Speaking to the House on 04 November 2020, Newlands reported that British Airways (BA) slashed its workforce by 10,000 and threatened 30,000 others with the sack if they did not accept pay cuts of up to 60%+ as well as weaker conditions. Meanwhile, it paid outgoing CEO, Willie Walsh, an £800,000 bonus.

BA’s parent company International Airlines Group have not been able to use the same tactics in the other countries where it operates – Spain and Ireland – because both nations have banned the use of fire and rehire.

“I have received hundreds of emails from BA employees who have been subjected to such tactics. Those emails tell individual stories of fear, worry, anxiety, disappointment, anger and resignation, but they also paint a picture of a corporation intent on badness from the start,” Newlands told the House.

“Workers who had decades of service with BA received emails just before midnight advising them to sign on the dotted line or face the sack … This is not how a modern, civilised country manages its labour market. These are the tactics and behaviour of characters from a Dickens novel, and the behaviour of these companies is like yet another remnant of the 19th century.”

Other large firms using the same tactics include Centrica British Gas, which threatened to fire and rehire over 20,000 workers; Menzies Aviation; and Heathrow Airport.

Acknowledging that government ministers had already declined to support his Bill, Newlands urged them to allow the issue to be debated in Parliament and to make their own proposals as to how workers can be better protected.

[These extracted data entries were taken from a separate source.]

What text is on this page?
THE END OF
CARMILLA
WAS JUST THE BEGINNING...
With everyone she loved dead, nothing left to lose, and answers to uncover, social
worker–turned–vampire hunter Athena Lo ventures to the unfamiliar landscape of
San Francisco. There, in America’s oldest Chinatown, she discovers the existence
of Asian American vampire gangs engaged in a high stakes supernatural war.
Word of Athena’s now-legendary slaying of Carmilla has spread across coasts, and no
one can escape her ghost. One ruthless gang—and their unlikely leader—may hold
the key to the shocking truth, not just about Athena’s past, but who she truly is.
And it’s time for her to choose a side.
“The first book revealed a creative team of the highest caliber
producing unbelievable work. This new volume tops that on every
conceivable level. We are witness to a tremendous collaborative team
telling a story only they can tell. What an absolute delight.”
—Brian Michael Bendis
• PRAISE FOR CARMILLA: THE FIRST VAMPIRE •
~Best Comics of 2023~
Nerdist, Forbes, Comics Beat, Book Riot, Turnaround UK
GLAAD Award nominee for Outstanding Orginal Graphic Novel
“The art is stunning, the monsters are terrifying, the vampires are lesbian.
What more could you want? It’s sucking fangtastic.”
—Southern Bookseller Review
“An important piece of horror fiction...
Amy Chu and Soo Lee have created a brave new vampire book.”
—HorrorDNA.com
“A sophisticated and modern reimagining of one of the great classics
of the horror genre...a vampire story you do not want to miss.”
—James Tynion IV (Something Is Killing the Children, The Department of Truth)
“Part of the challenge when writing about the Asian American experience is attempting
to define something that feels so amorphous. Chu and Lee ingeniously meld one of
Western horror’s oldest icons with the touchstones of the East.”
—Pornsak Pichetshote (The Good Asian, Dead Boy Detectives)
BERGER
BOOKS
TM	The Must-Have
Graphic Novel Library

Unfortunately, the chances seem slim, as on Tuesday (10 November 2020), Parliamentary Under-Secretary for Business, Paul Scully, told the House of Commons the “flexibility” offered to businesses by the absence of such legislation is necessary.

Responding to probes by Labour MPs, he said that “employers must have the flexibility to offer different terms and conditions” to maintain the UK’s position as “11th out of 140 countries with regard to the ease of hiring and, indeed, firing workers”. While he described threatening behaviour by employers as “unacceptable”, he refused to condemn the actions of BA or Centrica.